Sweden is estimated to hold roughly 27% of the known uranium deposits in Europe, primarily in alum shale. The government justifies mining as a way to reduce dependence on external suppliers.

“With this decision, we can improve Sweden’s and Europe’s energy independence and secure our self-sufficiency in critical minerals,” stated Mats Green, spokesperson for the leading governing party, the Moderates.

In 2018, the then red-green government introduced a ban on uranium mining. The ban has been a thorn in the side not only of the current nuclear power-promoting government, but also of the companies that have long been most active in prospecting for uranium deposits in Sweden. Sveriges Television (SVT) has reported that the Australian company Aura Energy and the Canadian company District Metals have been conducting a systematic lobbying campaign to try to influence the government to lift the ban as soon as possible.

In a direct consequence of the removal of the uranium ban, Aura Energy supplemented its previous application to mine vanadium to also include uranium. They were evidently prepared. The application was submitted just over a week after the new regulations were introduced.

A weak economic case

Despite the rhetoric, the ambition to open uranium mines may be a hollow hope.

  • Low Concentration: While mines in Canada boast concentrations of 20% uranium or more, Swedish alum shale contains a mere 0.01% to 0.04%. To extract one kilo of uranium in Sweden, you must process 500 to 2,000 times more rock than in Canada.

  • The Ghost of Ranstad: In the 1960s, the Ranstad plant attempted uranium extraction. It was a financial disaster. The cleanup cost taxpayers hundreds of millions SEK and took decades. Ultimately, the cost of production was ten times the market price.

  • Environmental Rigour: Sweden’s environmental laws are among the world’s strictest. At the same time, the environmental risks of mining uranium from alum shale are clearly established.
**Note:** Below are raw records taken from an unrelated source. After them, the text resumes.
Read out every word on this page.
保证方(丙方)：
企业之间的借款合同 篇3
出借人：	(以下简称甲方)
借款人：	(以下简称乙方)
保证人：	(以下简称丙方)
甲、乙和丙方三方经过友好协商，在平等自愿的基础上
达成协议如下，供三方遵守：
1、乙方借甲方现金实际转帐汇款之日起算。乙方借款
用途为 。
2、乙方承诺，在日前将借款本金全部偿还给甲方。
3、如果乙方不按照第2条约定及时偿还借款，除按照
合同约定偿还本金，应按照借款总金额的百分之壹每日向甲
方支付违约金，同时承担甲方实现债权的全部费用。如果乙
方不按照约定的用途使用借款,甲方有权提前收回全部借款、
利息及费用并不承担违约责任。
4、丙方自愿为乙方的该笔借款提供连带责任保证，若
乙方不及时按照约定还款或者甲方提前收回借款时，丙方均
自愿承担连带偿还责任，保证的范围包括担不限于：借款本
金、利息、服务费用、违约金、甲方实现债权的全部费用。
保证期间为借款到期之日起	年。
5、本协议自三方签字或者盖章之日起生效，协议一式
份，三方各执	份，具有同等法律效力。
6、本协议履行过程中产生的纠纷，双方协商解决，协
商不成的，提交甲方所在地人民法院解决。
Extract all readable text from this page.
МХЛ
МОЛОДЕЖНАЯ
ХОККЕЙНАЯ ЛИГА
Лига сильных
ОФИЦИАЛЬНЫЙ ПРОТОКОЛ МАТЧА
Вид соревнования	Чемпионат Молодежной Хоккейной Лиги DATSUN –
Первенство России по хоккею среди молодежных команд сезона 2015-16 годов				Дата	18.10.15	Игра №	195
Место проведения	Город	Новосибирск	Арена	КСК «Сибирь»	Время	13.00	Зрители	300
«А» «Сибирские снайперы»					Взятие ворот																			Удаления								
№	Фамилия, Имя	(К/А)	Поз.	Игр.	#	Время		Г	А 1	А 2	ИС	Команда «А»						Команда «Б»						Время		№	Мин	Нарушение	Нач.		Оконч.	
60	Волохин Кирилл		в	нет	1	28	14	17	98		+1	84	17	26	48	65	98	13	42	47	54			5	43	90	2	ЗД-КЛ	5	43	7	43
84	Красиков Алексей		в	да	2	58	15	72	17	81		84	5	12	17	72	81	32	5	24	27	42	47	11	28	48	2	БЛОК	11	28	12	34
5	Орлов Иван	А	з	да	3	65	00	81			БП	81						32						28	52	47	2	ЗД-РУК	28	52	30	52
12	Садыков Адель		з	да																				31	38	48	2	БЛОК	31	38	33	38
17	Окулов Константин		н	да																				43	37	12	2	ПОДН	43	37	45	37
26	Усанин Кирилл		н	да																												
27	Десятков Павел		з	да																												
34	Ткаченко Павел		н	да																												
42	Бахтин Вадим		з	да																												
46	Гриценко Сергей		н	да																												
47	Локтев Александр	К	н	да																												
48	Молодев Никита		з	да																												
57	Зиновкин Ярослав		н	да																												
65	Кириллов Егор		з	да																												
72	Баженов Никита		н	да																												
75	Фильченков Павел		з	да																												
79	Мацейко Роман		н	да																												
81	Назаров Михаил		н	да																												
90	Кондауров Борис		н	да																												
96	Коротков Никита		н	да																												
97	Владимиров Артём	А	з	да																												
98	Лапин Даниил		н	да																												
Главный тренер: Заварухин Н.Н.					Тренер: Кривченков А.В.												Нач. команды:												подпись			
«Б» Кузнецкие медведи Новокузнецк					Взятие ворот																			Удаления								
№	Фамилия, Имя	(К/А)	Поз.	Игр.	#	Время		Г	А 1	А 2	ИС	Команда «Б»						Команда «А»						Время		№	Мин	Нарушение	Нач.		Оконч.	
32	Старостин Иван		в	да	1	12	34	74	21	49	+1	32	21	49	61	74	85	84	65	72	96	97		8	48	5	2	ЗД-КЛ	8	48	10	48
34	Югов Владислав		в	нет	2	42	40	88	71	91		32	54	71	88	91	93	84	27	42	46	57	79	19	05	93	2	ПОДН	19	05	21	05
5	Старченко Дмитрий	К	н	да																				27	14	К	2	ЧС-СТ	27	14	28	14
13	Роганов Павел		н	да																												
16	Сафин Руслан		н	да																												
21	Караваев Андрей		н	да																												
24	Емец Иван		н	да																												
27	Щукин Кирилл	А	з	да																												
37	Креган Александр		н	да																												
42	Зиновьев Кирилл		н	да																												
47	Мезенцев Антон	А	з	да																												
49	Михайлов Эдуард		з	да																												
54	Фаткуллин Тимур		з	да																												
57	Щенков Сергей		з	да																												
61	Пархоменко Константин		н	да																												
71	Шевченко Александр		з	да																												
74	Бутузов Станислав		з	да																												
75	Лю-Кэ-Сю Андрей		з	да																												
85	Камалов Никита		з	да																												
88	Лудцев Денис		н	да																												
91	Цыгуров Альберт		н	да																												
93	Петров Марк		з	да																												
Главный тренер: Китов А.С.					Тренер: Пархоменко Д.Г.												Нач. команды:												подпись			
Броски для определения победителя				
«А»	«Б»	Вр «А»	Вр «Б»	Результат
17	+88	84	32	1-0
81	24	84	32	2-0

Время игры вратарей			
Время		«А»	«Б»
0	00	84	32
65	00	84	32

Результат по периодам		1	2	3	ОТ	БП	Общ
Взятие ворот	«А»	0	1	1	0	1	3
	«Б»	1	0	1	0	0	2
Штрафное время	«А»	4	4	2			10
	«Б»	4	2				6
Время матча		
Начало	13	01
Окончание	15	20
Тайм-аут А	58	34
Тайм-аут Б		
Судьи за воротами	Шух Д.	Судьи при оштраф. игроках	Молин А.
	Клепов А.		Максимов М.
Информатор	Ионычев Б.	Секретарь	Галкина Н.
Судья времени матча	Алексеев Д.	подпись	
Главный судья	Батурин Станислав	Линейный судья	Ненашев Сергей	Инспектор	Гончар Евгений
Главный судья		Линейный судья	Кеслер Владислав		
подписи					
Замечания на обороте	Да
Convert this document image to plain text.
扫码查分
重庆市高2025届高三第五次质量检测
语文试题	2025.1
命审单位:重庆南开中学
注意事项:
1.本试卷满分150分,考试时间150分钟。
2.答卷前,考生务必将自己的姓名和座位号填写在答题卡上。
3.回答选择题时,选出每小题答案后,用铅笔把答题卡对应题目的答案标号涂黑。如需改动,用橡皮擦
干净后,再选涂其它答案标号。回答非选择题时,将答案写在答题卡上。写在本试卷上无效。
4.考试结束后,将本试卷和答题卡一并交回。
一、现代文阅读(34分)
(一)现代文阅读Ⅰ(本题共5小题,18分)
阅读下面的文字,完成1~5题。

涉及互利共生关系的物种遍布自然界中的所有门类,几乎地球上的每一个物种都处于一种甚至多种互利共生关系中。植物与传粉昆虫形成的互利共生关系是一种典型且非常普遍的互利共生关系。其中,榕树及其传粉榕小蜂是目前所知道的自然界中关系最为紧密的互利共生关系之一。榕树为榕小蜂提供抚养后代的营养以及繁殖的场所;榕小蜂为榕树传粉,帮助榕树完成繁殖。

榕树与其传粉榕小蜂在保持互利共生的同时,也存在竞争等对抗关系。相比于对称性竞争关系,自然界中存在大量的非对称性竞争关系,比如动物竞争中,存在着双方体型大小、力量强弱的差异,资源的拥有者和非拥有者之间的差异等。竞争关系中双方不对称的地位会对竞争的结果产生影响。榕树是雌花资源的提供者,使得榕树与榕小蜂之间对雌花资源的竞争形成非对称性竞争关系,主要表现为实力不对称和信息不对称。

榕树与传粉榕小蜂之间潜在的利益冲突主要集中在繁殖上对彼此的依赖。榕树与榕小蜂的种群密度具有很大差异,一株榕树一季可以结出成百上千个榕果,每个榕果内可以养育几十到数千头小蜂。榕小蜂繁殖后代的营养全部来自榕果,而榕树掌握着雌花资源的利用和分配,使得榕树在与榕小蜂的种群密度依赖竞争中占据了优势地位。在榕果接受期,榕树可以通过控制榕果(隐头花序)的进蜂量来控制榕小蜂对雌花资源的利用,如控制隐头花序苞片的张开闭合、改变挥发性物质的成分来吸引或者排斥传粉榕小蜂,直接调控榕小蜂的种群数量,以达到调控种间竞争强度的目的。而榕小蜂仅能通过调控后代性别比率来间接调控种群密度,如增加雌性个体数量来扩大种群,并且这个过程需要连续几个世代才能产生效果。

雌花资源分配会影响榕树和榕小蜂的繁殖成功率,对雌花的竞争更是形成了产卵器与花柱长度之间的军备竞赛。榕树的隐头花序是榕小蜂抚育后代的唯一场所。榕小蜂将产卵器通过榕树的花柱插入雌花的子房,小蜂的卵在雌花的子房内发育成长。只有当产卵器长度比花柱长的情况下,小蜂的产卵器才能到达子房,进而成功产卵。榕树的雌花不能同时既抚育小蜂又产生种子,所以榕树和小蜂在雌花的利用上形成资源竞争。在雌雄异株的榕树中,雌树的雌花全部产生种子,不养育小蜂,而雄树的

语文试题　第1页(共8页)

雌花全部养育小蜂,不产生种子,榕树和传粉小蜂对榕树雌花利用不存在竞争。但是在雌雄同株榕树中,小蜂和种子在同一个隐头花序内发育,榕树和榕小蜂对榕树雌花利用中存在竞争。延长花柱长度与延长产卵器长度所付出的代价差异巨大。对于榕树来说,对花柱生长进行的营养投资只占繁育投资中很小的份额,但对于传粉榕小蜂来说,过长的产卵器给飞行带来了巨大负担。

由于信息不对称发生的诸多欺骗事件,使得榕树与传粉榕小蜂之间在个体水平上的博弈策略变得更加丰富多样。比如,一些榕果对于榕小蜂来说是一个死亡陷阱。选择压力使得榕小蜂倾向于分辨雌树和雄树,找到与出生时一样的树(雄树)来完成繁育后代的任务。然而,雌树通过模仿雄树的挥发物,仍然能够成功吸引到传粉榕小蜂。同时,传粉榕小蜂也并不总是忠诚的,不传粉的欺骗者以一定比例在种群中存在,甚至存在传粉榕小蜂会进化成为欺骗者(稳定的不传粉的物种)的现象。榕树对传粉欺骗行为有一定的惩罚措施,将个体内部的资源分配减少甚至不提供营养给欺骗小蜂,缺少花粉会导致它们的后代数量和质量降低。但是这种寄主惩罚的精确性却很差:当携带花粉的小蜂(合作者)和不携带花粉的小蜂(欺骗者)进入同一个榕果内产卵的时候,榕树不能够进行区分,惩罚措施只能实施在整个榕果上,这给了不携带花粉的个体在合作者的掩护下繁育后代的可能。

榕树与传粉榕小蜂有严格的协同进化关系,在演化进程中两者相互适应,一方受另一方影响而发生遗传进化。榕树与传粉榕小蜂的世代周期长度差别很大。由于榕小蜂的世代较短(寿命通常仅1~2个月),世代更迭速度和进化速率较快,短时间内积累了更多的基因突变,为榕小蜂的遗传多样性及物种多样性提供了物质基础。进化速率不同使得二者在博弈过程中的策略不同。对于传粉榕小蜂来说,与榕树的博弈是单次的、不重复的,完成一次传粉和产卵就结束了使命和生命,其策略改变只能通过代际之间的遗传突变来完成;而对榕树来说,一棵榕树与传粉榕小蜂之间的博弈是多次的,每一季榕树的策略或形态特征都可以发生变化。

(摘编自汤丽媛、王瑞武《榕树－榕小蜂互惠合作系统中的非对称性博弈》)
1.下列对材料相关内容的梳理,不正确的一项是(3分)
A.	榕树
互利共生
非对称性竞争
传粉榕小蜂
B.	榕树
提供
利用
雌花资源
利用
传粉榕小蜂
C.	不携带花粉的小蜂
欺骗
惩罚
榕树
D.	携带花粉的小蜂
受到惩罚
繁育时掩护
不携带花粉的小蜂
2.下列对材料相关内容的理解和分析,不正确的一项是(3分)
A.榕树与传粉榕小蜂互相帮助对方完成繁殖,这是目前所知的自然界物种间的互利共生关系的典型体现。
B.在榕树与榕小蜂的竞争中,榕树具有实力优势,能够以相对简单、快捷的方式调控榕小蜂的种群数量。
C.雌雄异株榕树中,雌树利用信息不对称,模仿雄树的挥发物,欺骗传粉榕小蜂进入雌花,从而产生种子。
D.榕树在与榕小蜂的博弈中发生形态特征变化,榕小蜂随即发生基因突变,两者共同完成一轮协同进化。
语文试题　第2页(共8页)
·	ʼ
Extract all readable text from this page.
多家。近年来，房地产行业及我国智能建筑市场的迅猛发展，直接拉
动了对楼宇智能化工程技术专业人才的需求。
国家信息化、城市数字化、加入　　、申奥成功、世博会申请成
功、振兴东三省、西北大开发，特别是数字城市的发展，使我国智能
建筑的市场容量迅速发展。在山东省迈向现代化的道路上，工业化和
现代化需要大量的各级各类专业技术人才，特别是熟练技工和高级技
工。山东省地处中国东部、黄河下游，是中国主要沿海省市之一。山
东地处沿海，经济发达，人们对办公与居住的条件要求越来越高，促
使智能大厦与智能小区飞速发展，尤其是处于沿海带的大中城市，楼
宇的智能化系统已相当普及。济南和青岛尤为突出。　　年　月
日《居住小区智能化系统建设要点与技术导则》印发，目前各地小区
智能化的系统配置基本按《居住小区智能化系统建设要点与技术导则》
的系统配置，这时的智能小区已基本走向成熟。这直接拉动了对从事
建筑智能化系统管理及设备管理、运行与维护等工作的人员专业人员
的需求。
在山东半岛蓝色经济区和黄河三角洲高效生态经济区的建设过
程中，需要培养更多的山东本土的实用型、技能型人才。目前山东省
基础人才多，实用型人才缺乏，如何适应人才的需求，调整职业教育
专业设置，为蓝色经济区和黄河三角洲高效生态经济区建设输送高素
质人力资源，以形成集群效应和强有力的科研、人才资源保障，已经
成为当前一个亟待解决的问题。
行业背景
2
The technical requirements to prevent acidic runoff from alum shale in 2026 are so advanced that they may render any project commercially unviable.

Political and local backlash

The political ground is shifting. The ban was lifted by the narrowest possible margin – a single vote. With the opposition Social Democrats (polling at over 30%) vowing to fight the move, any investment today faces a massive “stroke-of-the-pen” risk. Who dares to invest billions in a mine that a new government might shut down in two years?

Perhaps most importantly, the local resistance has woken up. While “new nuclear” was a winning slogan in 2022, the reality of uranium mines in people’s backyards is a different story. The government’s attempt to override local municipal vetoes sparked such an outcry – even from their own local representatives – that they were forced to retreat. “There is a lack of public legitimacy because it has not been possible to demonstrate that alum shale can be mined in a way that does not pose a significant risk”, says Ebba Busch, Minister for Energy, Business and Industry.

New nuclear power was the current government’s winning ticket. Now, it threatens to be their anchor. The once-popular nuclear dream is being tarnished, not just by the risk of an accident, radioactive waste or massive debt, but by the stubborn, grassroots resistance of people defending their land. Lifting the uranium ban may be the strategic blunder that brings the government down – and their grand nuclear project with it.